If you've spent any time looking at our dashboard, you've noticed three letters next to roughly a quarter of our closed trades: BE. That's a "breakeven protective exit" — a real outcome our system uses, but one most signal services either don't apply or don't disclose.
What a BE actually represents
A breakeven exit happens when a trade moved meaningfully in our favor — at least 5 pips of unrealized profit — and then reversed before reaching the first take-profit level. Instead of letting the original stop loss eat the full risk, we close the trade and bank a portion of the move.
Mechanically: the system records 75% of the highest pip level the trade reached. So a trade that peaked at +8 pips and then reversed will close as a "BE +6.0p" win, not as a -8p loss.
Why we count BE separately from take-profits
It would be tempting to lump BE wins into the headline win rate and quietly inflate the number. We don't, for two reasons:
- BE wins aren't full wins. A take-profit hit at TP3 banks 25-50 pips. A BE banks 5-15 pips. They're not equivalent and shouldn't be treated as one number.
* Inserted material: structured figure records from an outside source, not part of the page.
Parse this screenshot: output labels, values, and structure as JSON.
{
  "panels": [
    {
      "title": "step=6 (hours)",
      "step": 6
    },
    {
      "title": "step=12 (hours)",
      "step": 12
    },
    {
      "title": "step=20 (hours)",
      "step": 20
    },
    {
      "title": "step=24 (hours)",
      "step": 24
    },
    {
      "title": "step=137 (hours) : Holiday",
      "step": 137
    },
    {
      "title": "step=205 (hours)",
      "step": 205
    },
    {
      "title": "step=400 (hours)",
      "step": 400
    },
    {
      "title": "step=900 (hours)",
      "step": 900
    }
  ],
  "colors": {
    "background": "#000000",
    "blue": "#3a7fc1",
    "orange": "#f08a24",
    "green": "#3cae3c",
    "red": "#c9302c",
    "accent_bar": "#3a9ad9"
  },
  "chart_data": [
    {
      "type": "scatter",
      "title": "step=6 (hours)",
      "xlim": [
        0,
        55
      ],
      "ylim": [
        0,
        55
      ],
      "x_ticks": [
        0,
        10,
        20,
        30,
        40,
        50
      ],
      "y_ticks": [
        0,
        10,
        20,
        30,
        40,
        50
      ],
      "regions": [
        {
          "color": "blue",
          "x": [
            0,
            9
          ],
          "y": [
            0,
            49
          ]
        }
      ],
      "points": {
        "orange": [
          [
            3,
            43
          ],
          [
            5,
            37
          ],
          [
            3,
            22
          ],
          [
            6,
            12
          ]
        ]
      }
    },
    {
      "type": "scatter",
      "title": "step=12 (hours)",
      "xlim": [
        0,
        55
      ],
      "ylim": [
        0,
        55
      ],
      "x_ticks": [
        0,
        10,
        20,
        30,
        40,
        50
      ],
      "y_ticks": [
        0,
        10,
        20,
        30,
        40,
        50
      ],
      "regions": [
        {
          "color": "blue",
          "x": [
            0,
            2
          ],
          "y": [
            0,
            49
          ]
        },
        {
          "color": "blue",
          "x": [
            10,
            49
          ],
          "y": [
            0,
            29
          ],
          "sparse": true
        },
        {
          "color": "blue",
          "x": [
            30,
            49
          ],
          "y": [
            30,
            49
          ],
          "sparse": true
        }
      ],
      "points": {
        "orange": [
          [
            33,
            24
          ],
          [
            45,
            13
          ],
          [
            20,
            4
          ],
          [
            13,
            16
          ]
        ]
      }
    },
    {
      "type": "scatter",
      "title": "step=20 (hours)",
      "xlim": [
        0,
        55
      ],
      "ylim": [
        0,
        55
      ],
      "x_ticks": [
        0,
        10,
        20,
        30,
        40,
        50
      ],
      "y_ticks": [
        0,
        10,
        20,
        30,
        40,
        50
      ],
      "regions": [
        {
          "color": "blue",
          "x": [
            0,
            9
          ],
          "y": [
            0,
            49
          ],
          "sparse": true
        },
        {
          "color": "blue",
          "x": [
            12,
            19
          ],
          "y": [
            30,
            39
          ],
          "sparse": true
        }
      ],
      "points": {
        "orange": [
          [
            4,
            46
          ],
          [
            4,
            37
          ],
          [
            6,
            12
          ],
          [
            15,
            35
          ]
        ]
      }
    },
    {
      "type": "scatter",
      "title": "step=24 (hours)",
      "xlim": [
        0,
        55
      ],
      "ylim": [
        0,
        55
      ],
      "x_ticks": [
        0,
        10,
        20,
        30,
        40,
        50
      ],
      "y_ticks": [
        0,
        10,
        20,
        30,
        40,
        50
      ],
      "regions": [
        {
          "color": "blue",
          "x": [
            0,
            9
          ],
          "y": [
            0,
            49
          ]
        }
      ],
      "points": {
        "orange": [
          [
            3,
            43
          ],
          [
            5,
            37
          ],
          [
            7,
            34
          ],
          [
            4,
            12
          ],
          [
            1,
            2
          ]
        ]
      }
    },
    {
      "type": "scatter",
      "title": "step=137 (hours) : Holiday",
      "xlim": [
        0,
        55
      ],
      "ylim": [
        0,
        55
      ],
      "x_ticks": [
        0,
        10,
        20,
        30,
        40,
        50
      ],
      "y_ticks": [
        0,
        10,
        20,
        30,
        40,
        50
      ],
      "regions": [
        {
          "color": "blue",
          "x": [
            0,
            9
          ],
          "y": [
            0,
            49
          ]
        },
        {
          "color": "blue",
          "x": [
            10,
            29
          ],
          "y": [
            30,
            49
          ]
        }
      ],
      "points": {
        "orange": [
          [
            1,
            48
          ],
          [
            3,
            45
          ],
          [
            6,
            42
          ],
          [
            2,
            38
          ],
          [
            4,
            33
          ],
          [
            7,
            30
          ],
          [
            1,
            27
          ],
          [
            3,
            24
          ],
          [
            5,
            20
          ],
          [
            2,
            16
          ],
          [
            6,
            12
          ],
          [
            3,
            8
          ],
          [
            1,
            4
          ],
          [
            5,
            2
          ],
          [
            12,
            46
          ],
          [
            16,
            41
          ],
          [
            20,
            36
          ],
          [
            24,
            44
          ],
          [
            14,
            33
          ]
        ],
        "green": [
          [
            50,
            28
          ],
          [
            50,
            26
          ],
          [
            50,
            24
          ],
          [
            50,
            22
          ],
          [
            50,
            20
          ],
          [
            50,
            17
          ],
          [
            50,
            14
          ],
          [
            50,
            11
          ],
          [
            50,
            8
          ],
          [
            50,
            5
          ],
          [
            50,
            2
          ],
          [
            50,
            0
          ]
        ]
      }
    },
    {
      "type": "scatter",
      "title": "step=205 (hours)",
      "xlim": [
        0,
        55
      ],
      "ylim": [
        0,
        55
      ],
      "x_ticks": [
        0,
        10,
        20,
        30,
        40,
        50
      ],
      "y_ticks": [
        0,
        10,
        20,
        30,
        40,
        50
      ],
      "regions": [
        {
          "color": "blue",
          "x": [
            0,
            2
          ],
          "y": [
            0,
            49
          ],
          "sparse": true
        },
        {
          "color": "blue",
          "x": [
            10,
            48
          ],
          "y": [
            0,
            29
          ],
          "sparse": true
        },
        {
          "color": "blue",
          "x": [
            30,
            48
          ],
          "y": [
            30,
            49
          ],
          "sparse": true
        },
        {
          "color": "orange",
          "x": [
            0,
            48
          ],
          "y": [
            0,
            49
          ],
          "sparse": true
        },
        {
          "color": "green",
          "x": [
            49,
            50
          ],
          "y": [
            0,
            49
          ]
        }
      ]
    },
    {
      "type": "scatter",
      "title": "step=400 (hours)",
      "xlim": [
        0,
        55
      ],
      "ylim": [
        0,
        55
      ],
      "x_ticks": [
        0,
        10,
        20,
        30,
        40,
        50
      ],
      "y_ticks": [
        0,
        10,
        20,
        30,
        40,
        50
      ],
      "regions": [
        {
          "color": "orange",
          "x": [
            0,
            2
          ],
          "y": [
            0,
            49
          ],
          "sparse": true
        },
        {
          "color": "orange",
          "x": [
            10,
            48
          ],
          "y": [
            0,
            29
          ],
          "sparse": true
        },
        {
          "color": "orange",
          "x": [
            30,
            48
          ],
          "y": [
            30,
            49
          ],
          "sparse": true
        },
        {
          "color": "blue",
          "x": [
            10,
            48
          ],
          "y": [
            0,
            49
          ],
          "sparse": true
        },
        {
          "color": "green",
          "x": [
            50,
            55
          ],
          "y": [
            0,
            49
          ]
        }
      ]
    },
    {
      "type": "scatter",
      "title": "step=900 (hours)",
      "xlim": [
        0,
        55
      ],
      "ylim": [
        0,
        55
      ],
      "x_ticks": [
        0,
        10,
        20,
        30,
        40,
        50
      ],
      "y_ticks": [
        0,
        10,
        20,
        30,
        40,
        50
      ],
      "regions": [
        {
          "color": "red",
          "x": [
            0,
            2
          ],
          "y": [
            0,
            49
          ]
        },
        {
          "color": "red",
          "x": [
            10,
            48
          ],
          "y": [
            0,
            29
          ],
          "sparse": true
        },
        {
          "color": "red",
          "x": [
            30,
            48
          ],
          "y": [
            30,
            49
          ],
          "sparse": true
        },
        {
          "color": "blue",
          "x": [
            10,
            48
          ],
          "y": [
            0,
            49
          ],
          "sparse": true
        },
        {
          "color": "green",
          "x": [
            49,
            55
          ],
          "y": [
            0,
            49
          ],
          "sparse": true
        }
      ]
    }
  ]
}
- Subscribers should know what's happening. If a quarter of our "wins" are actually protective exits, that's important context. Hiding it is dishonest.
On the dashboard, you'll see three numbers under the success rate: TP% (full take-profits), BE% (protective exits), and SL% (real losses). The breakdown stays consistent over time as more data accumulates.
What this means for you
If you copy the signals exactly as posted — entry, stop loss, take-profit levels — your broker won't automatically execute the BE rule. Your trade will hit either TP, SL, or stay open until you manually close it.
To replicate the BE behavior in your own account, you can manually move your stop loss to the entry price once a trade reaches +5 pips of profit. Once price retraces, your broker's stop closes you near breakeven.
The BE rule is one of several reasons our reporting looks more conservative than competitors who hide losses. It's the trade-off we chose.